La práctica es considerada riesgosa en medio de la actual emergencia por la pandemia de gripe A y por ello, el arzobispo católico santafesino José María Arancedo y su par rosarino José Luis Mollaghan recomendaron a los sacerdotes que celebran misas suspender dicho saludo.

Esa no fue la única medida. Otra está vinculada a uno de los momentos cúlmines de la liturgia, como es la comunión. Conforme las instrucciones impartidas por los prelados responsables de las arquidiócesis, los sacerdotes no suministrarán más la hostia en la boca a los comulgantes sino que la depositarán en las manos de éstos para que cada uno se la lleve luego a la boca.

Las máximas autoridades de la Iglesia en Santa Fe también solicitaron seguir las recomendaciones generales impartidas por las autoridades sanitarias como sugerir que, de existir espacio, los feligreses no se amontonen en los bancos para escuchar misa.
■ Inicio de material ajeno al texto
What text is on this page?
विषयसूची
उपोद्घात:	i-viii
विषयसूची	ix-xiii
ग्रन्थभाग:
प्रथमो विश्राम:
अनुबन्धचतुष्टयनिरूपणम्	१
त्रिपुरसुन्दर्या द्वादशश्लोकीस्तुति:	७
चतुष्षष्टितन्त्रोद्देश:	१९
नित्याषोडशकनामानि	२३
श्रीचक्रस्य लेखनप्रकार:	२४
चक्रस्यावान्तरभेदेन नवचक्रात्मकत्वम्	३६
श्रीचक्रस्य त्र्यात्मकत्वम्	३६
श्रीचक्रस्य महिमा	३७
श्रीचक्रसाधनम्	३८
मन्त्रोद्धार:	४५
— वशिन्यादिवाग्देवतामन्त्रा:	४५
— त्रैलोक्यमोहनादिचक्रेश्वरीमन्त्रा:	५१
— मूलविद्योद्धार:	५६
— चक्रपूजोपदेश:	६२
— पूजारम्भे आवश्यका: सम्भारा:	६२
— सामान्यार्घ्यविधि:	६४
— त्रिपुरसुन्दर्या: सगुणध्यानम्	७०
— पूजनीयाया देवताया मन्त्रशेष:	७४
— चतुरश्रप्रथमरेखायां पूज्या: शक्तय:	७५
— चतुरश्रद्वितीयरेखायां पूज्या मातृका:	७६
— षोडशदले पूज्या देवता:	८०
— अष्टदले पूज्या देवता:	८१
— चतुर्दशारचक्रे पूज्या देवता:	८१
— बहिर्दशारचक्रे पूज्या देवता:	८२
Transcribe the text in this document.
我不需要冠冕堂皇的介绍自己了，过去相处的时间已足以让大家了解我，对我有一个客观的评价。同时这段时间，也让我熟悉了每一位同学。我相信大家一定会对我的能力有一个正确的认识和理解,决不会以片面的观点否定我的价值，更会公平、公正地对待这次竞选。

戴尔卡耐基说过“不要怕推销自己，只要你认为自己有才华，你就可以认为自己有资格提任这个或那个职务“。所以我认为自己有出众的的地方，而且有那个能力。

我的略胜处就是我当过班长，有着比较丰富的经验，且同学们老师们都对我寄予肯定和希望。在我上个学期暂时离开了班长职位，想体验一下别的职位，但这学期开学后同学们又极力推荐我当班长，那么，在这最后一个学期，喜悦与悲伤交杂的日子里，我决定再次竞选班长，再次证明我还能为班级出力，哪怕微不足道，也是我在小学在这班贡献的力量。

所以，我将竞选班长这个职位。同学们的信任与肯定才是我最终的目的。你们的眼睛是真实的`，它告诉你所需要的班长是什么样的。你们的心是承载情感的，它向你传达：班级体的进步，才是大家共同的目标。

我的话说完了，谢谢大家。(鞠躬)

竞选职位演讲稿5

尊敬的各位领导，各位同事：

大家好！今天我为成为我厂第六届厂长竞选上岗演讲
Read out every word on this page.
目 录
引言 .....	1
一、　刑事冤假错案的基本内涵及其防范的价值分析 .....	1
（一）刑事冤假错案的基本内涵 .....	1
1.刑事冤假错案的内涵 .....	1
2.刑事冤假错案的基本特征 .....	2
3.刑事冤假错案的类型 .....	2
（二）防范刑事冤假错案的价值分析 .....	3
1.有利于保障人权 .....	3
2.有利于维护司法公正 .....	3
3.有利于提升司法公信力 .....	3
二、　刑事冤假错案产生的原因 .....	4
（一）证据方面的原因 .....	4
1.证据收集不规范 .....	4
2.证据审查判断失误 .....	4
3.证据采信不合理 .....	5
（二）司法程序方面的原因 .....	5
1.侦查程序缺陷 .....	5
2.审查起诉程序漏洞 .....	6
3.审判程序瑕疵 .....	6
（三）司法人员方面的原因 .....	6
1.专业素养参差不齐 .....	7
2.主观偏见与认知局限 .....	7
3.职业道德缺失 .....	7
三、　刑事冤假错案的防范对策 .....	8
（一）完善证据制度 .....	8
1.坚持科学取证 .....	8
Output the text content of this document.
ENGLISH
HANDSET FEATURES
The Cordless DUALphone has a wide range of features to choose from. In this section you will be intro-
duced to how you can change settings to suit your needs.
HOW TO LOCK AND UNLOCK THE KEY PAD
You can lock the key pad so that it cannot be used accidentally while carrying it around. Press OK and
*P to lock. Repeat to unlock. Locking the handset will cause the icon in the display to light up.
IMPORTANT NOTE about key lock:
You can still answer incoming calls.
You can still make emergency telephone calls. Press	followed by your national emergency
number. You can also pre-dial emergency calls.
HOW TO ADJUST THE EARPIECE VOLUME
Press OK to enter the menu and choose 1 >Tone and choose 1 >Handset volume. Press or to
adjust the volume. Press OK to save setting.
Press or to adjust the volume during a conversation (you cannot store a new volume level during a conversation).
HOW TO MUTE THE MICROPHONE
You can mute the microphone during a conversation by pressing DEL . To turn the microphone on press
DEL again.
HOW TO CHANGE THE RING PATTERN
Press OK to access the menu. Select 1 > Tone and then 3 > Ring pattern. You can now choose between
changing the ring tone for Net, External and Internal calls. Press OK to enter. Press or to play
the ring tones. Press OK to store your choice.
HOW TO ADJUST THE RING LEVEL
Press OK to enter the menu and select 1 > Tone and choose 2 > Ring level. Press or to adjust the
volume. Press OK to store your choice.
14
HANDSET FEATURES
El consejo específico es que se sienten con cierta distancia unos de otros.

Mientras las escuelas permanezcan cerradas y no se permita que los chicos estén juntos un tiempo prolongado, no se dictará catecismo a los niños y jóvenes en las aulas o salones parroquiales. Por su parte, los responsables de cada comedor de Caritas deberán considerar el modo a seguir para la atención de los mismos, teniendo en cuenta lo expuesto por las autoridades de Salud.